Homoskedasticity is simply a special case of the heteroskedastic error structure; it is simply the case where $\sigma_j = \sigma_i$ for all $i$ and $j$. So using heteroskedastic standard errors will always handle the case of homoskedasticity and will always be safe in that way. However:
- Regular standard errors do not have finite sample bias. So if we truly believe homoskedasticity to be true, then we can avoid finite sample bias by using the regular standard errors.
- Furthermore, if homoskedasticity actually is true, then our estimates of the standard errors will be more efficient. This means it will approach the true value faster (as the sample size grows), then heteroskedastic standard errors.
- However, we rarely believe that errors actually are homoskedastic, and it is often best to use the heteroskedasticity robust standard errors
### Remember, the error structure is not important for unbiasedness of $\hat{\beta}$ as long as it has conditional mean $0$
Review your notes for the proof that $\hat{\bbeta}$ is an unbiased estimator for $\bbeta$. Never do we use the variance-covariance matrix, $\E[\bepsilon \bepsilon^\top|X]$. All we use is the conditional mean of $\bepsilon$. This whole discussion is about the biasedness of our estimates for $\V[\hat{\bbeta}]$, which is our estimate of uncertainty and is how we do hypothesis testing.
### Normally Distributed Errors
We have been very focused on the variance-covariance of $\bepsilon$, but not on how those errors have been distributed. For example, it is often stated that we assume that the errors are **normally distributed**. The normality of the errors is not necessary for unbiasedness of either $\hat{\bbeta}$ or $\widehat{\V[\hat{\bbeta}]}$. So why do people make that assumption?
- Normality is somewhat important for significance testing. Specifically, with normal, independent standard errors we can be assured the $\hat{\bbeta}$ is distributed normally even in finite samples. This means we can get $t$-statistic that is actually $t$-distributed. Thus it is important for significance testing, but not for the standard errors themselves. Nonetheless, even without normal errors, $\hat{\bbeta}$ will still be distributed normally asymptotically, meaning as the sample size goes to $\infty$. Furthermore, our test statistic will also be normally distributed and thus asymptotically significance testing will also be valid. These are the result of the central limit theorem. This generally means that if you have a very large sample (where "very large" is intentionally vague), then the assumption is not necessary for significance testing. However, in finite samples, the normality assumption guarantees that your confidence intervals and p-values are correct.

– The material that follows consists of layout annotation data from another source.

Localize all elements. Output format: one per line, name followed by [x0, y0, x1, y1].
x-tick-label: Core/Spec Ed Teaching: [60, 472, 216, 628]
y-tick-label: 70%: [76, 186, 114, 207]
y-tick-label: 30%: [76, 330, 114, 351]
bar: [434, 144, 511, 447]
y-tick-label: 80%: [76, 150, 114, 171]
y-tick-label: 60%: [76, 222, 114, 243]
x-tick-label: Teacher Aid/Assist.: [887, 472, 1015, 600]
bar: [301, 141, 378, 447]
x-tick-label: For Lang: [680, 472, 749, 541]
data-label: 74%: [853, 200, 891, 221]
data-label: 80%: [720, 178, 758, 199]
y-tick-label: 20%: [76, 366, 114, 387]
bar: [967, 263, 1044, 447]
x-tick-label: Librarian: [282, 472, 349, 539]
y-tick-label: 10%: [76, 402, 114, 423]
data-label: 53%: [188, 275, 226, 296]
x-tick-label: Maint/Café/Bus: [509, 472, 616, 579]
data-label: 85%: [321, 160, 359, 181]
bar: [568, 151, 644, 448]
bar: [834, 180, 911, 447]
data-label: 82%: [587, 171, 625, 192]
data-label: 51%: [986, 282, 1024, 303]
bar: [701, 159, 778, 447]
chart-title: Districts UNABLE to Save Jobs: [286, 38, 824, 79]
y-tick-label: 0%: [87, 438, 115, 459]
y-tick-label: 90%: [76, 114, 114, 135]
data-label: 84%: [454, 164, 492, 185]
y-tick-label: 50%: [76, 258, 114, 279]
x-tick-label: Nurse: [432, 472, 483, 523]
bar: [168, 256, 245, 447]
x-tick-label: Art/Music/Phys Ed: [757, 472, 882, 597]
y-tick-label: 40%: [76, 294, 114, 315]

- Normality (or perhaps other *specific* distributional assumptions) is necessary for the "best" or minimum variance of the OLS estimator in finite samples.
- Normality of the errors is needed for the standard normal linear model if you fit it using maximum likelihood. You will learn about this later in the sequence; it returns the same coefficients as OLS, but the framework is different. So this is largely about how you conceptualize regression.